Recognized for its low buy to fly ratio and capability to produce components with unlimited design complexity, additive manufacturing has the potential to transform the aerospace industry.  Laser Powder Bed Fusion (LPBF) has made the most rapid advances in this industry due to the capability for manufacturing structural components from metals that are recognized as difficult to machine.  However, there are occasional issues that arise in the LPBF build process that are poorly understood and that can cause substantial economic burden. One concern is the effect of build interruptions during the printing process on the metal quality and its reliability. Current practice for most original equipment manufacturers is to reject parts that were subject to a machine interrupt during the build. That choice is based on the limited knowledge of the effects of interrupts on the metal quality and its performance. Hence, the objective of the present investigation was to investigate the effects of a build interrupt in LPBF on the strength and the energy to fracture of Ti6Al4V.  

For evaluating the tensile properties, two builds of specimens following ASTM standard E8 were printed and tested, including a control and an interrupted build. For dynamic fracture, a build of Charpy impact specimens following ASTM standard E23-18 was printed and tested; the control and interrupted Charpy specimens were placed in the same build. The “simulated” interrupts consisted of an 8 hour period of machine dwell. In both build designs, the specimens were populated throughout the build space to assess spatial variations in effects of the interrupt. Several representative specimens were selected from each build and underwent computed tomography (CT) to examine the porosity and/or other build anomalies. 

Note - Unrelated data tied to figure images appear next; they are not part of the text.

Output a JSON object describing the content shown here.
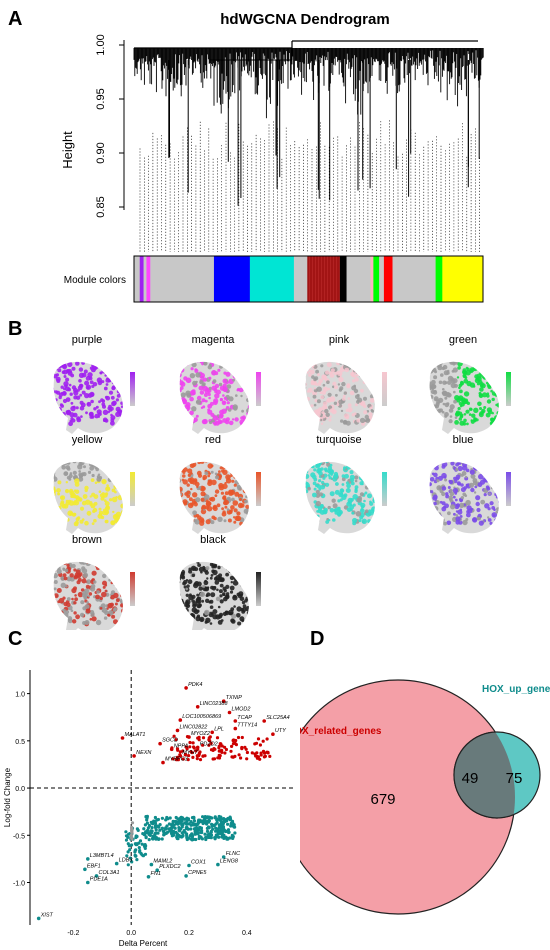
{
  "panels": {
    "a": "A",
    "b": "B",
    "c": "C",
    "d": "D"
  },
  "dendrogram": {
    "title": "hdWGCNA Dendrogram",
    "ylabel": "Height",
    "yticks": [
      "1.00",
      "0.95",
      "0.90",
      "0.85"
    ],
    "module_label": "Module colors",
    "module_strip": [
      [
        "#c8c8c8",
        0.012
      ],
      [
        "#a020f0",
        0.008
      ],
      [
        "#c8c8c8",
        0.006
      ],
      [
        "#ff44ff",
        0.008
      ],
      [
        "#c8c8c8",
        0.133
      ],
      [
        "#0000ff",
        0.075
      ],
      [
        "#00e5d4",
        0.092
      ],
      [
        "#c8c8c8",
        0.028
      ],
      [
        "#b22222",
        0.068
      ],
      [
        "#000000",
        0.014
      ],
      [
        "#c8c8c8",
        0.05
      ],
      [
        "#ffb6c1",
        0.006
      ],
      [
        "#00ff00",
        0.012
      ],
      [
        "#c8c8c8",
        0.01
      ],
      [
        "#ff0000",
        0.018
      ],
      [
        "#c8c8c8",
        0.09
      ],
      [
        "#00ff00",
        0.014
      ],
      [
        "#ffff00",
        0.085
      ]
    ]
  },
  "modules": [
    {
      "name": "purple",
      "color": "#a020f0"
    },
    {
      "name": "magenta",
      "color": "#ee44ee"
    },
    {
      "name": "pink",
      "color": "#f7c6cf"
    },
    {
      "name": "green",
      "color": "#11dd44"
    },
    {
      "name": "yellow",
      "color": "#f2ea33"
    },
    {
      "name": "red",
      "color": "#e8552a"
    },
    {
      "name": "turquoise",
      "color": "#35dccb"
    },
    {
      "name": "blue",
      "color": "#7b4de8"
    },
    {
      "name": "brown",
      "color": "#cf3a30"
    },
    {
      "name": "black",
      "color": "#222222"
    }
  ],
  "volcano": {
    "xlabel": "Delta Percent",
    "ylabel": "Log-fold Change",
    "xticks": [
      "-0.2",
      "0.0",
      "0.2",
      "0.4"
    ],
    "yticks": [
      "1.0",
      "0.5",
      "0.0",
      "-0.5",
      "-1.0"
    ],
    "up_color": "#cc0000",
    "down_color": "#0f8c8c",
    "labels": [
      {
        "text": "PDK4",
        "x": 0.19,
        "y": 1.06
      },
      {
        "text": "TXNIP",
        "x": 0.32,
        "y": 0.92
      },
      {
        "text": "LINC02388",
        "x": 0.23,
        "y": 0.86
      },
      {
        "text": "LMOD2",
        "x": 0.34,
        "y": 0.8
      },
      {
        "text": "LOC100506869",
        "x": 0.17,
        "y": 0.72
      },
      {
        "text": "TCAP",
        "x": 0.36,
        "y": 0.71
      },
      {
        "text": "SLC25A4",
        "x": 0.46,
        "y": 0.71
      },
      {
        "text": "TTTY14",
        "x": 0.36,
        "y": 0.63
      },
      {
        "text": "LINC02822",
        "x": 0.16,
        "y": 0.61
      },
      {
        "text": "LPL",
        "x": 0.28,
        "y": 0.59
      },
      {
        "text": "UTY",
        "x": 0.49,
        "y": 0.57
      },
      {
        "text": "MYOZ2",
        "x": 0.2,
        "y": 0.54
      },
      {
        "text": "MALAT1",
        "x": -0.03,
        "y": 0.53
      },
      {
        "text": "SGCD",
        "x": 0.1,
        "y": 0.47
      },
      {
        "text": "NPPA",
        "x": 0.14,
        "y": 0.41
      },
      {
        "text": "PDZD2",
        "x": 0.23,
        "y": 0.43
      },
      {
        "text": "NEXN",
        "x": 0.01,
        "y": 0.34
      },
      {
        "text": "MYH7",
        "x": 0.17,
        "y": 0.34
      },
      {
        "text": "MYBPC3",
        "x": 0.11,
        "y": 0.27
      },
      {
        "text": "FLNC",
        "x": 0.32,
        "y": -0.73
      },
      {
        "text": "L3MBTL4",
        "x": -0.15,
        "y": -0.75
      },
      {
        "text": "LDB3",
        "x": -0.05,
        "y": -0.8
      },
      {
        "text": "MAML2",
        "x": 0.07,
        "y": -0.81
      },
      {
        "text": "COX1",
        "x": 0.2,
        "y": -0.82
      },
      {
        "text": "LENG8",
        "x": 0.3,
        "y": -0.81
      },
      {
        "text": "PLXDC2",
        "x": 0.09,
        "y": -0.87
      },
      {
        "text": "EBF1",
        "x": -0.16,
        "y": -0.86
      },
      {
        "text": "COL3A1",
        "x": -0.12,
        "y": -0.93
      },
      {
        "text": "CPNE5",
        "x": 0.19,
        "y": -0.93
      },
      {
        "text": "FN1",
        "x": 0.06,
        "y": -0.94
      },
      {
        "text": "PDE1A",
        "x": -0.15,
        "y": -1.0
      },
      {
        "text": "XIST",
        "x": -0.32,
        "y": -1.38
      }
    ]
  },
  "venn": {
    "set_a": {
      "label": "HOX_related_genes",
      "count": "679",
      "color": "#f49fa7",
      "label_color": "#cc0000"
    },
    "set_b": {
      "label": "HOX_up_genes",
      "count": "75",
      "color": "#5ec8c4",
      "label_color": "#0f8c8c"
    },
    "overlap": {
      "count": "49",
      "color": "#687a7b"
    }
  }
}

Based on the experimental results from quasi-static tension it was found that there were no significant differences in mechanical properties between metal from the interrupt and control (un-interrupted) condition. While there was some variation in the mechanical properties in the builds, they were identified to be spatial variations and not associated with the interrupt. Similarly, there was no difference in the energy to fracture of metal from the interrupted and control builds.  Akin to results from quasi-static tension to failure, there was some variation in the energy to fracture responses of the build for both the interrupted and control builds, but these reflected spatial variations in the properties and not related to the interrupt. Finally, the CT analysis showed that there was no significant difference in the porosity of the printed specimens between the interrupted and control builds.

Overall, results of this investigation provide additional understanding of the influence from build interrupts on the quality and performance of metal resulting from LPBF. The results suggest that it may be possible to use metal from interrupted builds in applications of low-criticality. However, this investigation should be considered preliminary as it utilized model interrupts, and not machine interruptions related to errors in the build. Most notably this study did not investigate the effect on fatigue properties, which should be a more sensitive assessment of intrinsic defects. In addition, understanding reliability often needs a large amount of data to show statistical confidence, which should come from many different sources. Hence, further study on this topic is warranted.

Presenting Author: Conall Wisdom University of Washington

Presenting Author Biography: Conall Wisdom is a graduate of Materials Science and Engineering at the University of Washington and is now a Research Associate.